Les folkloristes observent que les croyances redoublent autour des passages : naissance, puberté, mariage, mort. Le mariage cristallise particulièrement les peurs car il engage une alliance entre deux lignées, la fécondité future, la stabilité économique et la paix sociale. Les anciens pensaient que les esprits jaloux, les morts mal enterrés ou les rivaux déconfits pouvaient profiter de la cérémonie pour nuire. D’où la multiplication des gestes protecteurs : bruits pour chasser les esprits, couleurs pour détourner le mauvais œil, objets pour attirer la chance. Les coutumes des traditions du mariage en France illustrent ce feuilletage de croyances régionales où chaque détail compte. Loin de l’irrationalité pure, ces superstitions forment un système symbolique de maîtrise de l’incertitude, une grammaire rassurante pour une société confrontée au plus imprévisible des engagements.

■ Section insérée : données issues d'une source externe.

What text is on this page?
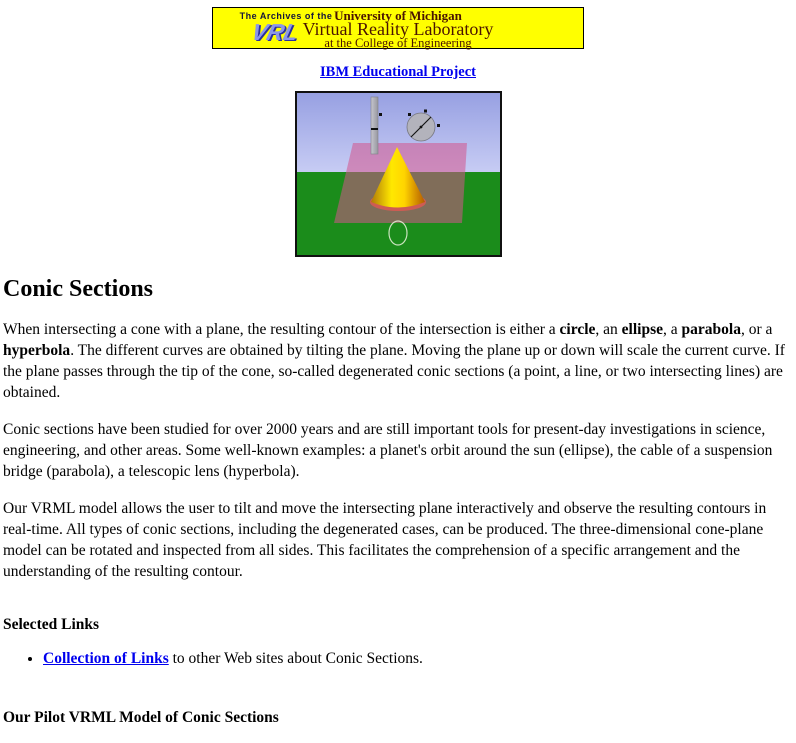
The Archives of the
VRL
University of Michigan
Virtual Reality Laboratory
at the College of Engineering
IBM Educational Project
Conic Sections

When intersecting a cone with a plane, the resulting contour of the intersection is either a circle, an ellipse, a parabola, or a hyperbola. The different curves are obtained by tilting the plane. Moving the plane up or down will scale the current curve. If the plane passes through the tip of the cone, so-called degenerated conic sections (a point, a line, or two intersecting lines) are obtained.

Conic sections have been studied for over 2000 years and are still important tools for present-day investigations in science, engineering, and other areas. Some well-known examples: a planet's orbit around the sun (ellipse), the cable of a suspension bridge (parabola), a telescopic lens (hyperbola).

Our VRML model allows the user to tilt and move the intersecting plane interactively and observe the resulting contours in real-time. All types of conic sections, including the degenerated cases, can be produced. The three-dimensional cone-plane model can be rotated and inspected from all sides. This facilitates the comprehension of a specific arrangement and the understanding of the resulting contour.

Selected Links

• Collection of Links to other Web sites about Conic Sections.

Our Pilot VRML Model of Conic Sections
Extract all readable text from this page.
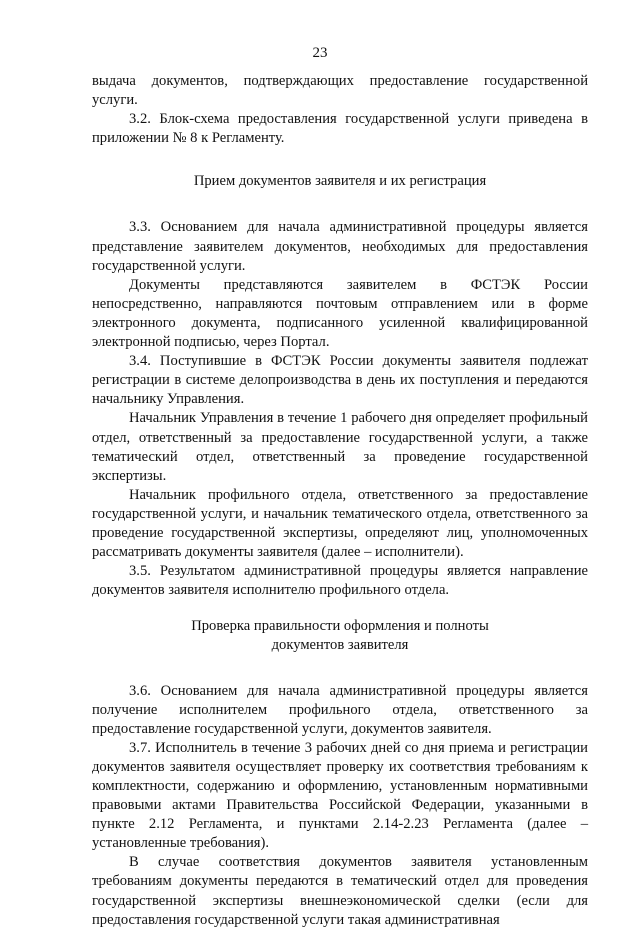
23

выдача документов, подтверждающих предоставление государственной услуги.

3.2. Блок-схема предоставления государственной услуги приведена в приложении № 8 к Регламенту.

Прием документов заявителя и их регистрация

3.3. Основанием для начала административной процедуры является представление заявителем документов, необходимых для предоставления государственной услуги.

Документы представляются заявителем в ФСТЭК России непосредственно, направляются почтовым отправлением или в форме электронного документа, подписанного усиленной квалифицированной электронной подписью, через Портал.

3.4. Поступившие в ФСТЭК России документы заявителя подлежат регистрации в системе делопроизводства в день их поступления и передаются начальнику Управления.

Начальник Управления в течение 1 рабочего дня определяет профильный отдел, ответственный за предоставление государственной услуги, а также тематический отдел, ответственный за проведение государственной экспертизы.

Начальник профильного отдела, ответственного за предоставление государственной услуги, и начальник тематического отдела, ответственного за проведение государственной экспертизы, определяют лиц, уполномоченных рассматривать документы заявителя (далее – исполнители).

3.5. Результатом административной процедуры является направление документов заявителя исполнителю профильного отдела.

Проверка правильности оформления и полноты
документов заявителя

3.6. Основанием для начала административной процедуры является получение исполнителем профильного отдела, ответственного за предоставление государственной услуги, документов заявителя.

3.7. Исполнитель в течение 3 рабочих дней со дня приема и регистрации документов заявителя осуществляет проверку их соответствия требованиям к комплектности, содержанию и оформлению, установленным нормативными правовыми актами Правительства Российской Федерации, указанными в пункте 2.12 Регламента, и пунктами 2.14-2.23 Регламента (далее – установленные требования).

В случае соответствия документов заявителя установленным требованиям документы передаются в тематический отдел для проведения государственной экспертизы внешнеэкономической сделки (если для предоставления государственной услуги такая административная
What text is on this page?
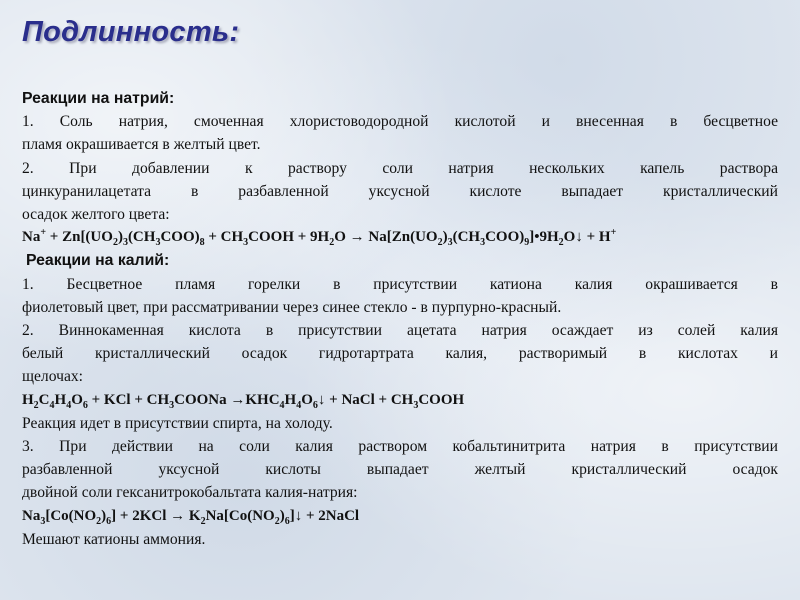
Подлинность:
Реакции на натрий:
1. Соль натрия, смоченная хлористоводородной кислотой и внесенная в бесцветное
пламя окрашивается в желтый цвет.
2. При добавлении к раствору соли натрия нескольких капель раствора
цинкуранилацетата в разбавленной уксусной кислоте выпадает кристаллический
осадок желтого цвета:
$Na^+ + Zn[(UO_2)_3(CH_3COO)_8$ + $CH_3COOH + 9H_2O$ → $Na[Zn(UO_2)_3(CH_3COO)_9]•9H_2O↓ + H^+$
Реакции на калий:
1. Бесцветное пламя горелки в присутствии катиона калия окрашивается в
фиолетовый цвет, при рассматривании через синее стекло - в пурпурно-красный.
2. Виннокаменная кислота в присутствии ацетата натрия осаждает из солей калия
белый кристаллический осадок гидротартрата калия, растворимый в кислотах и
щелочах:
$H_2C_4H_4O_6$ + KCl + $CH_3COONa$ $\to KHC_4H_4O_6↓$ + NaCl + $CH_3COOH$
Реакция идет в присутствии спирта, на холоду.
3. При действии на соли калия раствором кобальтинитрита натрия в присутствии
разбавленной уксусной кислоты выпадает желтый кристаллический осадок
двойной соли гексанитрокобальтата калия-натрия:
$Na_3[Co(NO_2)_6] + 2KCl$ → $K_2Na[Co(NO_2)_6]↓$ + 2NaCl
Мешают катионы аммония.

Les six incontournables de la tradition

La formule anglo-saxonne Something old, something new, something borrowed, something blue constitue probablement la superstition nuptiale la plus diffusée dans le monde occidental contemporain. Sa popularité masque une origine précise et tardive, que les folkloristes britanniques ont pu dater avec une certaine exactitude.

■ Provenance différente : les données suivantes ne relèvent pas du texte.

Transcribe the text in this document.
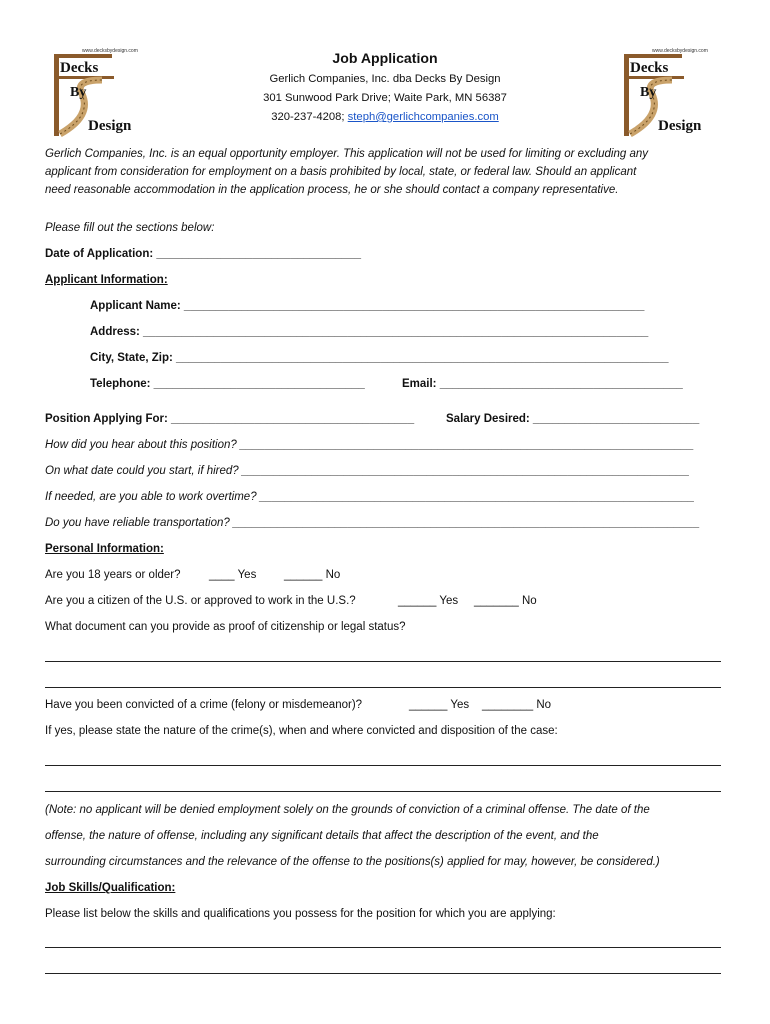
www.decksbydesign.com
Decks
By
Design
www.decksbydesign.com
Decks
By
Design
Job Application
Gerlich Companies, Inc. dba Decks By Design
301 Sunwood Park Drive; Waite Park, MN 56387
320-237-4208; steph@gerlichcompanies.com
Gerlich Companies, Inc. is an equal opportunity employer. This application will not be used for limiting or excluding any
applicant from consideration for employment on a basis prohibited by local, state, or federal law. Should an applicant
need reasonable accommodation in the application process, he or she should contact a company representative.
Please fill out the sections below:
Date of Application: ________________________________
Applicant Information:
Applicant Name: ________________________________________________________________________
Address: _______________________________________________________________________________
City, State, Zip: _____________________________________________________________________________
Telephone: _________________________________	Email: ______________________________________
Position Applying For: ______________________________________	Salary Desired: __________________________
How did you hear about this position? _______________________________________________________________________
On what date could you start, if hired? ______________________________________________________________________
If needed, are you able to work overtime? ____________________________________________________________________
Do you have reliable transportation? _________________________________________________________________________
Personal Information:
Are you 18 years or older? ____ Yes ______ No
Are you a citizen of the U.S. or approved to work in the U.S.?	______ Yes _______ No
What document can you provide as proof of citizenship or legal status?
Have you been convicted of a crime (felony or misdemeanor)?	______ Yes ________ No
If yes, please state the nature of the crime(s), when and where convicted and disposition of the case:
(Note: no applicant will be denied employment solely on the grounds of conviction of a criminal offense. The date of the
offense, the nature of offense, including any significant details that affect the description of the event, and the
surrounding circumstances and the relevance of the offense to the positions(s) applied for may, however, be considered.)
Job Skills/Qualification:
Please list below the skills and qualifications you possess for the position for which you are applying:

Something old, new, borrowed, blue

Le quatrain apparaît pour la première fois sous forme écrite dans le Lancashire (nord-ouest de l’Angleterre) au milieu du XIXe siècle. Chaque élément porte une charge symbolique distincte. Le something old représente la continuité avec la famille d’origine et le passé de la mariée : un bijou de grand-mère, un mouchoir brodé par une tante, un morceau de dentelle conservé. Le something new incarne l’optimisme et le futur couple : souvent la robe elle-même ou les chaussures. Le something borrowed doit provenir d’une femme heureusement mariée, afin que sa chance conjugale se transmette symboliquement. Le something blue évoque la fidélité, la pureté et la protection mariale dans la tradition chrétienne : jarretière bleue, ruban cousu dans la doublure, fleurs de myosotis dans le bouquet. La diffusion de cette coutume dans le Commonwealth puis dans le monde francophone date essentiellement de l’après-1945, sous l’influence du cinéma hollywoodien.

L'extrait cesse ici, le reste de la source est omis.